WAISers know that Paul Simon has many goats. He said he had eaten goat meat and crow. I wondered if he meant that literally or figuratively, eating crow meaning to be humiliated. Incidentally, the expression arose during an armistice in the 1812 war. A New Englander unwittingly crossed the British lines while hunting and brought down a crow. An unarmed British officer heard the shot. Each forced the other to take a bite of the crow. Both ate crow, but neither could crow. It is said to be an Americanism. Is that true, John Heelan of the UK? "Crow-eaters" is said to be the nickname of South Australians. Is that true? In any case, Paul Replied:

"You might have to live in China to get this: 'In Heaven you get take-out Chinese for dinner In Hell you get taken out by Chinese for dinner'. That's the essential oxymoron of eating in China; most Chinese food is delightful. Few occidentals have any problem with it, if they have some input in what is ordered. But Chinese do eat anything and everything. My theory is that during various famines, everything, including human flesh, got tried. Being great cooks, the Chinese came up with recipes for everything. Today many of the odd things survive as delicacies. As you know, I can curdle blood with my tales of what I have been served at banquets when there was no face-saving way to say "no".
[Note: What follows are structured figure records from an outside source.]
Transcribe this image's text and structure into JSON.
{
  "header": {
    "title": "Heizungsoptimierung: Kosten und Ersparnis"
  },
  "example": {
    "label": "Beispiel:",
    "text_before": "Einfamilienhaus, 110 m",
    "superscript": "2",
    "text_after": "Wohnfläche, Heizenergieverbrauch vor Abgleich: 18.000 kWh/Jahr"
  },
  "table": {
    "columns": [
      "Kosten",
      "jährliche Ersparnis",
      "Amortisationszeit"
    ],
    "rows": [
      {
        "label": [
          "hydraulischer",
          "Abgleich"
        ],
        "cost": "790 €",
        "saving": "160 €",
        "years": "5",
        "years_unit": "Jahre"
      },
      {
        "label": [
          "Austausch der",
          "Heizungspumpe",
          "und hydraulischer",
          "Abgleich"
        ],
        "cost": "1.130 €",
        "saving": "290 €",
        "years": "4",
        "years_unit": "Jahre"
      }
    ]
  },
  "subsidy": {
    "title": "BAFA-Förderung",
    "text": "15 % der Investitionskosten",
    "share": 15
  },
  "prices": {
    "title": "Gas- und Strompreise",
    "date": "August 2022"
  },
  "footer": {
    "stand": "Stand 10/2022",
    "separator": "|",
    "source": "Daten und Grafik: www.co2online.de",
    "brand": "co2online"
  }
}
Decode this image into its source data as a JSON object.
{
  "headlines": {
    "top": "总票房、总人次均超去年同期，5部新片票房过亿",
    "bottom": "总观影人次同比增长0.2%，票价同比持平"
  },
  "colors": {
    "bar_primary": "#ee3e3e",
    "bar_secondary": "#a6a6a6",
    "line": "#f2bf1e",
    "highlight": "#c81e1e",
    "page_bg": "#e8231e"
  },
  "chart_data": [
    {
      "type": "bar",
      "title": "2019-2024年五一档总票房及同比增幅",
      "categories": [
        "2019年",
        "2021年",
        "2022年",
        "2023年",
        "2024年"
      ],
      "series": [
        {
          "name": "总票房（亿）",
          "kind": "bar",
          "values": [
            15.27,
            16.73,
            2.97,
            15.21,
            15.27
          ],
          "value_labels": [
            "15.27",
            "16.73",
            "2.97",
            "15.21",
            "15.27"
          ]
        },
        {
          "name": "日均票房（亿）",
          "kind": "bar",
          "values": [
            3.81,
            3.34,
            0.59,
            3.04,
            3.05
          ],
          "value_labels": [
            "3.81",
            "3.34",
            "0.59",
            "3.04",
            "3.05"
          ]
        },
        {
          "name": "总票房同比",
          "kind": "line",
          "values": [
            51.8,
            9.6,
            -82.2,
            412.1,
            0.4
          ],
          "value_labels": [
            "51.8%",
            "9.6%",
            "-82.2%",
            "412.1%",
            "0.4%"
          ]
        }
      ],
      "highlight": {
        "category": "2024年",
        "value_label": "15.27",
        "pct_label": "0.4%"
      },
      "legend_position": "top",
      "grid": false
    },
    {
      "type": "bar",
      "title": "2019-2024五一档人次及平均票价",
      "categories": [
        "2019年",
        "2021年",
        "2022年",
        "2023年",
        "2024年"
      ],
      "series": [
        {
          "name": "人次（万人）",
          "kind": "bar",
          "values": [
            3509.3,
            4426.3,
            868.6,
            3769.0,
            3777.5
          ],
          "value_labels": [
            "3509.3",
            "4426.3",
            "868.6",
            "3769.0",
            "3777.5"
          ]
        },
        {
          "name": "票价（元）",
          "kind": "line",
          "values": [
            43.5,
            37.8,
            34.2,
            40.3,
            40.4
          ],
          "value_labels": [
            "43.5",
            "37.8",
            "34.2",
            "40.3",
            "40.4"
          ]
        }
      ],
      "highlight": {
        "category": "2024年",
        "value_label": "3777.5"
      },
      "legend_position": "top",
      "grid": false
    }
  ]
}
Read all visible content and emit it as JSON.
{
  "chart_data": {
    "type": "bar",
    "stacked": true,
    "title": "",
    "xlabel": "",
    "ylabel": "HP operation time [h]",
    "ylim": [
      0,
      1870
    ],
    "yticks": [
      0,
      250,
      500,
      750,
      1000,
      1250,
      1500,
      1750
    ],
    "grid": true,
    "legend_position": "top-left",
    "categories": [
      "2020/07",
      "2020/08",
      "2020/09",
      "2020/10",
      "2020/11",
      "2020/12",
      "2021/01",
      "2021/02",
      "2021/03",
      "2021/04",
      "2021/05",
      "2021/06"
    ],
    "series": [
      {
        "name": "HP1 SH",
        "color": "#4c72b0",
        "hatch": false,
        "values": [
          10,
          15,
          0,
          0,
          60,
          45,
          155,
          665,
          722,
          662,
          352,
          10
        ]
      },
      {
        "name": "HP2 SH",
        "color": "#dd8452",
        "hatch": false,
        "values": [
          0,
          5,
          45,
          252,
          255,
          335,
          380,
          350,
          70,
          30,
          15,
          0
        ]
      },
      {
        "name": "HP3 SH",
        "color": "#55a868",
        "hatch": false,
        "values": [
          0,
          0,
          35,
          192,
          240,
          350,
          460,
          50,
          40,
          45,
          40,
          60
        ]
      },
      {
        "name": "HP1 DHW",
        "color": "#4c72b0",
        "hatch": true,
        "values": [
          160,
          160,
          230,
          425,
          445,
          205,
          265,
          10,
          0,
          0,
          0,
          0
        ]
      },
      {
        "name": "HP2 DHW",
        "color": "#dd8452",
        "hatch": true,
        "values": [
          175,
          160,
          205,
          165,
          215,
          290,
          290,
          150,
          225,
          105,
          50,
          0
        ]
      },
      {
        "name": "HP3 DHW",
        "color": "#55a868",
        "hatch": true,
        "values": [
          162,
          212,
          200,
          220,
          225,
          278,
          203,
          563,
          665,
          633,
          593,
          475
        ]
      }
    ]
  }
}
My most horrid memory is of April, 2000. I must have appeared ragged, shagged, and fagged by overwork, because all my Chinese friends insisted on feeding me penis for my vitality! (read on at your peril). I had grilled ox penis slices one day, deer penis soup (the penis is slit open and curls up in the soup, rather like a double-length vienna sausage). The crowning glory came at a dog meat banquet when the guest of honor, me, was forced to eat several steamed dog penises (penii?) in brown gravy. I know things about canine anatomy that only veterinarians should have to know: spongy tissue, there is a triangular piece of cartilege involved, etc. I also know things that vets mercifully never learn, like the chewy texture of dog scrotum and foreskin.

So, have I eaten crow? You bet-- in Tarlac, in Luzon. And goat--many times. Goat curry is available here in Chengdu!"

My comment: Some WAISers plan to visit Paul in Chengdu. They will surely want to try the local cooking.